Questa premessa per farvi capire che cosa mi è successo con questo libro…

Il contesto innanzi tutto. Il volume in questione partecipa al concorso “Libri da Gustare”, una selezione di venti libri che hanno a che fare con il cibo, con la sua storia e le sue tradizioni: il passo mentale che porta dal titolo ad un’idea di un libro di ricette è davvero breve…

Aiuto! Un accostamento di questo genere (il roast-beef con la finanziera!!!!) non potrebbe osarlo nemmeno un Vissani in una giornata particolarmente trasgressiva, pensate una persona normale!

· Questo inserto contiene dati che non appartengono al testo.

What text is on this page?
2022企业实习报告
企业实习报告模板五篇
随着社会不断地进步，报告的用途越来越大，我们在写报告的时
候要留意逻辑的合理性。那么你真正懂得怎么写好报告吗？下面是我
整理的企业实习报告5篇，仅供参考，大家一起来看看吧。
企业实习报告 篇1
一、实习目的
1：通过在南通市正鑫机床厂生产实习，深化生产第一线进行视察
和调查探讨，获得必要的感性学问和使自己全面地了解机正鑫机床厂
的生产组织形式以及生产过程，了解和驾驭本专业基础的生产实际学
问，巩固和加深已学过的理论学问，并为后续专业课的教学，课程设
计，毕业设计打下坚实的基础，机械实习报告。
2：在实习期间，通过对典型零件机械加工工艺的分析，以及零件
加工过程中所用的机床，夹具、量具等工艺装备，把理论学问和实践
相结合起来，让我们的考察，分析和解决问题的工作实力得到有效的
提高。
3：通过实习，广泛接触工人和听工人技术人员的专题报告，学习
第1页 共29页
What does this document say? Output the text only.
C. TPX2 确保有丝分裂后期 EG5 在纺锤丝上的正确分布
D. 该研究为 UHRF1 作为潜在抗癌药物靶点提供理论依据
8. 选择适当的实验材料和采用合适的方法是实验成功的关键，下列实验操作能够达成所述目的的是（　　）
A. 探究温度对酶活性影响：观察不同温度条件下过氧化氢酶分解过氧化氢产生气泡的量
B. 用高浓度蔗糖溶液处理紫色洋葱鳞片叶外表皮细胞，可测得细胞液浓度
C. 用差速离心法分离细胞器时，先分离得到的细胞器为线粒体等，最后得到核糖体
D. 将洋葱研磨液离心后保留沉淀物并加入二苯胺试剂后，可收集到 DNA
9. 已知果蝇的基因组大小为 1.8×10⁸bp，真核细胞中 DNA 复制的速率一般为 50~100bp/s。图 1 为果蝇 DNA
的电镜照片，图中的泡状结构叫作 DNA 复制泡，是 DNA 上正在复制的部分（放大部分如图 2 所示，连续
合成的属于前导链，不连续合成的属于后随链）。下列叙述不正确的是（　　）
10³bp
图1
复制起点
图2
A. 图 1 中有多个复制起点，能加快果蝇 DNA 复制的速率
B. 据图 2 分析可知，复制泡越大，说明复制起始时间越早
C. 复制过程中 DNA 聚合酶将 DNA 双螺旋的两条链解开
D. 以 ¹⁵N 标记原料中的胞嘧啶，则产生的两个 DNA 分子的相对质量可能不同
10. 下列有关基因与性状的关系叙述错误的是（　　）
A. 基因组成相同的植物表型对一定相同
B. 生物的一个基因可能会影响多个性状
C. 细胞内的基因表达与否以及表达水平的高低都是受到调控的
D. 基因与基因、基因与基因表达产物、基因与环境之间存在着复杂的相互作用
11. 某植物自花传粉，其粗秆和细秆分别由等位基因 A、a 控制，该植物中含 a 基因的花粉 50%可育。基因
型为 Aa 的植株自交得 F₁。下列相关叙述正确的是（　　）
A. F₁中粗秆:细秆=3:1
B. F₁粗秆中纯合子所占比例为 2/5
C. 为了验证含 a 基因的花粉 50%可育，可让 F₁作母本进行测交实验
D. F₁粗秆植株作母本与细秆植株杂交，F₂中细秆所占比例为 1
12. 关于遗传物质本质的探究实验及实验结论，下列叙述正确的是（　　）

Poi, avvicinandosi con un certo timore alle pagine bianche di carta spessa e pregiata, si entra in un altro mondo, e si scopre che questo strano piatto non è una ricetta da provare, ma una delle voci del menù dell’eccentrico ristorante Belvedere, che lo serviva, nel lontano 1921, accompagnato da Dolcetto e Barolo.

Roast-beef con finanzieraAddentrandosi nelle pagine emerge a poco a poco una storia, ambientata a La Morra, un piccolo paese della provincia cuneese, negli anni a cavallo tra l’ottocento e il novecento. La storia di personaggi dell’epoca: il pretore Facchinotti, il deputato del Regno Teoboldo Calissano, l’oste Vigin Borgogno accompagnato dalla fedele cuoca nonché consorte Elide, il parroco don Agostino Cuniberti, il farmacista Celestino Boglietti, il notaio avv. Giovanni Bovio e tanti altri ancora, nella quale il cibo è pretesto e allo stesso tempo tramite per raccontare la vita del paese.

Vita che viene sconvolta da un acrostico (componimento poetico nel quale le lettere iniziali di ciascun verso vengono a formare una parola o una frase n.d.r.) che mette alla berlina un maggiorente della comunità, con carica pubblica di un certo rilievo. Chi sarà il responsabile della beffa?

Tutto il paese lo cerca. Se ne discute nelle piazze, nelle case e, soprattutto, nei ristoranti e nelle osterie, di fronte ad una fonduta con i tartufi bianchi, servita alla trattoria le Indie la sera di San Martino, oppure centellinando una bottiglia di Barolo durante il cenone di fine secolo.

Una sorta di caccia al tesoro, le cui tappe salienti coincidono sempre con un ricco menù, da percorrere con gusto, deliziando il palato con specialità ormai dimenticate.

Al centro della storia, conduttori delle danze, il vice-cancelliere di Pretura Giovanni Gambera e il suo amico pittore, Renzo Savio.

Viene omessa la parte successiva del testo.